We could just write this information in the text of the tiddler. However, as we create more contacts, it's likely we'd end up doing that in a slightly different way on each contact's tiddler. As a result, if we later decided we wanted to get a list of all the phone numbers of our contacts, we'd have to go through and pick them out manually. If we instead put each piece of information in a separate field, we can easily search on or reference just that information from elsewhere in the wiki – for instance, we could find everyone whose phone number starts with the area code 612, or create a table of all our contacts and their email addresses. You'll see much more on this later.

So let's create some fields. We can map the information onto fields this way:

NameValue
emailjanedoe@company.com
phone888-555-1234
managerChrisSmith
familyJohnDoe EmilyDoe

To actually add the fields, look under the text of the tiddler where it says Add a new field, fill in the field name and field value textboxes as appropriate, and click the add button or press the Enter key.

A couple of notes about fields:

  • We'll want to be sure we use the same field names on every contact tiddler, or else we won't be able to cross-reference the values across different tiddlers. The drop-down for field name will show the names you've used in the past to reduce the chances of misremembering what you called it. Like tiddler names, field names are case-sensitive.
  • Similarly, it's a good idea to be sure to use a consistent format across all tiddlers. For instance, for the phone number, decide that you use the nnn-nnn-nnnn format, rather than nnnnnnnnnn or (nnn) nnn-nnnn, and then use that across all contact tiddlers.
  • The family field is an example of a tiddler list (or just list), which consists of tiddler names separated by spaces. If your tiddler names have spaces in them, you put each tiddler name in double square brackets as if it were a link: [[John Doe]] [[Emily Doe]]. TiddlyWiki understands that lists are a series of separate tiddler names and can work with the values individually. We'll learn more about lists in the next chapter.
  • Field names conventionally contain only lowercase letters and hyphens (-). (Once upon a time, other characters were entirely disallowed.) Unless you have a good reason to do something else, it makes sense to follow this convention; aside from it being common practice, this draws a clear distinction between tiddler names (usually capitalized) and field names (usually lowercase), and any filters you write will be cleaner.
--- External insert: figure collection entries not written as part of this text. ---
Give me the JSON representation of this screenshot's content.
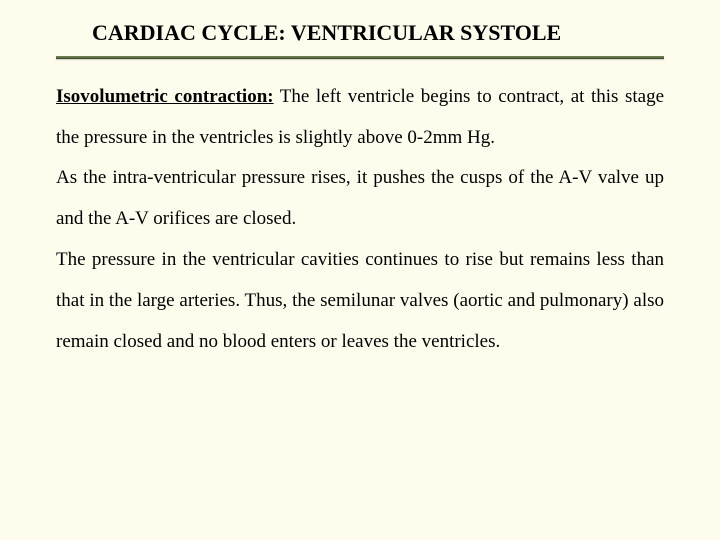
{
  "title": "CARDIAC CYCLE: VENTRICULAR SYSTOLE",
  "paragraphs": {
    "p1_lead": "Isovolumetric contraction:",
    "p1_rest": " The left ventricle begins to contract, at this stage the pressure in the ventricles is slightly above 0-2mm Hg.",
    "p2": "As the intra-ventricular pressure rises, it pushes the cusps of the A-V valve up and the A-V orifices are closed.",
    "p3": "The pressure in the ventricular cavities continues to rise but remains less than that in the large arteries. Thus, the semilunar valves (aortic and pulmonary) also remain closed and no blood enters or leaves the ventricles."
  },
  "colors": {
    "background": "#fdfced",
    "text": "#000000",
    "divider_top": "#7a8a5a",
    "divider_bottom": "#3a4a2a"
  },
  "typography": {
    "title_fontsize": 22,
    "body_fontsize": 19,
    "font_family": "Georgia, Times New Roman, serif",
    "line_height": 2.15
  }
}
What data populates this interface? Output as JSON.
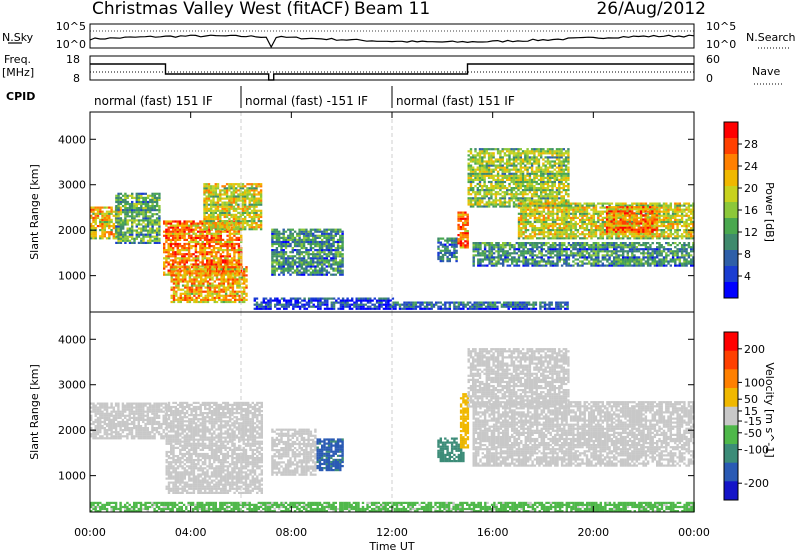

Go ahead and save the JaneDoe tiddler. You'll see that your custom fields don't show up anywhere on the tiddler itself, but if you click the info button and then the Fields tab, they'll appear there.

Outstanding issues

You've probably noticed there are some annoying things about our implementation of contacts. These include:

  1. You can't see the fields with Jane's contact information on the tiddler. Having to click the info button and then the Fields tab just to see Jane's phone number might annoy you. We'll solve this in an exercise in chapter 4.
  2. Further, the people in the family and manager fields shown in the info area aren't linked, so you'd have to go search for them if you wanted more information. The exercise mentioned in #1 will solve this issue too.
  3. You have to remember to add the fields every time you create a contact, and there is no prompting about what information to include in the field. We'll discuss how to create custom buttons that create tiddlers with prefilled fields in chapter 6.

For now, we have a working if suboptimal implementation of contacts, so let's proceed to creating some more tiddler types.